I-CorDes - Eleventh session
On Subjectivity: Body, Subject, Emancipation

Institut de Corpologies Deslocalitzades

  • Day: September 30
  • Time: 11 am-8 pm
  • Space: Aljub
  • Paid activity (€5) with prior registration and limited places
  • Registered people should wear comfortable clothes and bring a mat

The proposal of I-CorDes (Institute of Delocalized Corpologies) for this eleventh session focuses on a practice that incorporates improvisation and Afro-contemporary and traditional African movement, proposed by Tom Jules Samie together with Djembe Colors, which will provide sound elements of percussion coming from from Africa; in addition to a theorization of the concept of performance considering the idea of subjectivity that includes the decolonial perspective, developed by Juan Albarrán. This activity is open to all audiences.

PROGRAMME

11:00 am Presentation
11:30 am – Juan Albarrán: “Performance and subjectivity”
1:30 p.m. – Lunch Break
4:00 p.m. – Tom Jules Samie and Djembe Colors: “Release the subject through the body”

In recent decades, the concept of subjectivity has been debated and studied. As a result of this interest, multiple meanings of the terms “subject”, “subjectivity” and “subjectification” have appeared, referring to emancipatory processes, focused on the freedom of action of the subjects, but also on the disciplining and subjection of their bodies. In this concept, the analyses of the forms of subjectivation of the individual and the desire to enhance their capacity for action converge. Talking about subjectivity implies talking about our bodies, identities and conflicts, about the place from which we speak and about what we can do and think together.

11:30 a.m. -1:30 p.m. Juan Albarrán: «Performance and subjectivity»

The concept of subjectivity has been fundamental in the development and theorization of performative practices over the last two decades. This presentation will try to explore some of its possible meanings in the field of contemporary art, putting into dialogue the contributions of philosophers and creators: What are the conditions of possibility of subjectivities in the artistic space delimited by certain performative practices? What intersubjective relationships and what models of subjectivity have been tested and debated during the last decades in the territory of performance? How can we think of ourselves, as individuals and collectives, in relation to these projects? How do they address us, what type of subjects constitute us and what room for maneuver do we have to negotiate our experience and identity in the room? before the performers, or in other spaces from which we can have a mediated access to the performance?

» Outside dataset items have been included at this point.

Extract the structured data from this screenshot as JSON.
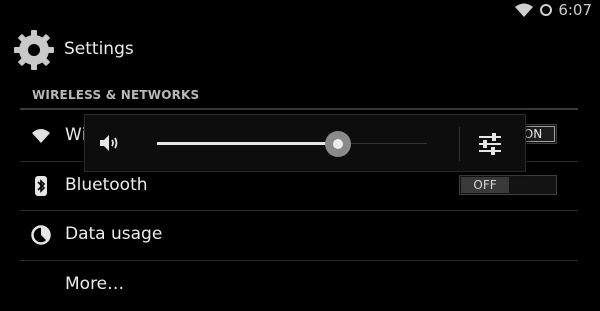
{
  "status_bar": {
    "time": "6:07",
    "icons": [
      "wifi-icon",
      "sync-icon"
    ]
  },
  "action_bar": {
    "title": "Settings",
    "icon": "settings-gear-icon"
  },
  "section": {
    "header": "WIRELESS & NETWORKS"
  },
  "rows": [
    {
      "label": "Wi-Fi",
      "icon": "wifi-icon",
      "toggle_on": "ON"
    },
    {
      "label": "Bluetooth",
      "icon": "bluetooth-icon",
      "toggle_off": "OFF"
    },
    {
      "label": "Data usage",
      "icon": "data-usage-icon"
    },
    {
      "label": "More…"
    }
  ],
  "volume_panel": {
    "level": 0.67,
    "icons": [
      "speaker-icon",
      "equalizer-icon"
    ]
  },
  "colors": {
    "background": "#000000",
    "text": "#ececec",
    "section_header": "#b7b7b7"
  }
}
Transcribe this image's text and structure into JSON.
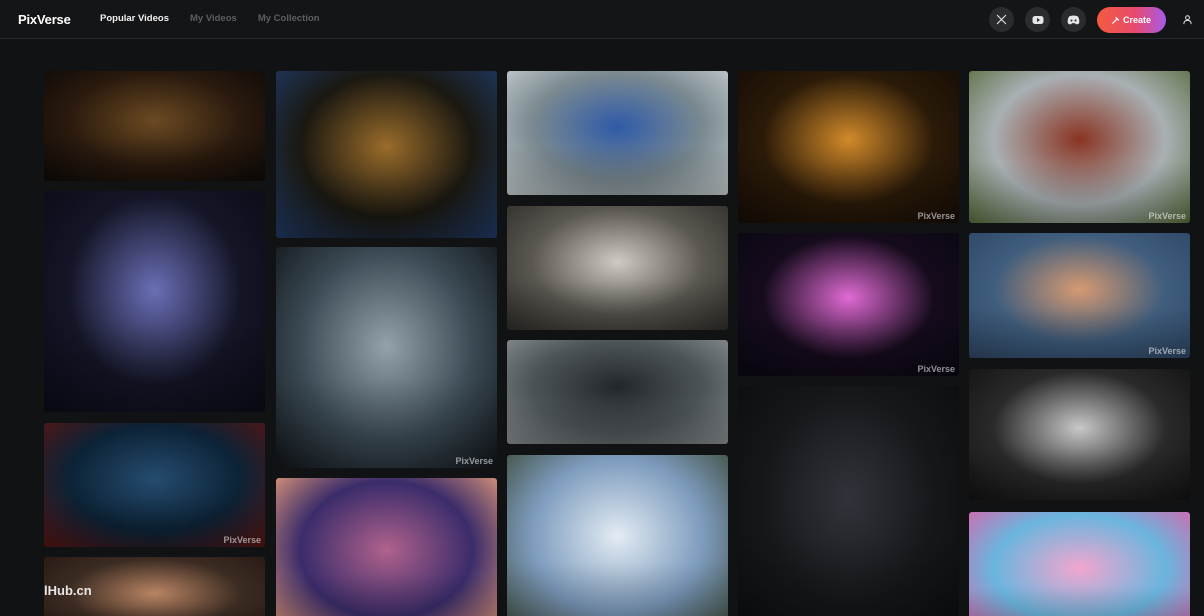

1:30 p.m. -4:00 p.m. – Lunch break
4:00 p.m. – 8:00 p.m. – Tom Jules Samie and Djembe Colors: “Release the subject through the body”

In this I-CorDes session the following concepts will be worked on: conscious breathing, presence, discipline, implicit intentions of the movements, anchoring and individual connection to the earth, opening of the body, resistance, different levels and qualities of movement, approaches to create movement, use of space, narrative of the body and how to transform imagination into dance. This work will be completed with the physical practice of the Acogny and Nhaka techniques. Guidelines will also be given to develop movement research work: introduction to improvisation, body contact in movement, and different steps of Afro-contemporary and traditional African movement.

In addition to the physical and emotional work applied to the body, we must not forget that both the voice and other types of sound elements are connected with the movements of our bodies. In the African musical tradition, repetition plays a fundamental role in the search for a state of consciousness that allows us to transcend our individuality. So the practice will be accompanied by the exploration of vocal and percussive exercises, in addition to having different instruments and percussions from Africa.

BIOGRAPHIES

Tom Jules Samie is a Togolese dance artist, performer, choreographer and educator. Tom began dancing in his school’s ballet and then joined the local Ballet in Togo, learning traditional Togolese dance from an early age. Since 2006 he joined the traditional Togolese dance company, Kekeli and Dagbénéva and performed at national festivals. He participated in the ‘AmFree-Ka’ project; a research, exchange and creation that questions the decolonization of the body with dancers from different countries, four residencies have been carried out organized by Vanessa Neva Verdoodt. Since 2019, he has been dancing for Nora Chipaumire’s company. He has also participated in the Pina Bausch project The Rite of Spring organized by the Pina Bausch foundation, the Ecole des Sables and the Sadler’s Wells theatre. Tom’s work is a constant dialogue around traditional and contemporary dances of the African continent, strengthening his understanding of dance as a social practice and an art form.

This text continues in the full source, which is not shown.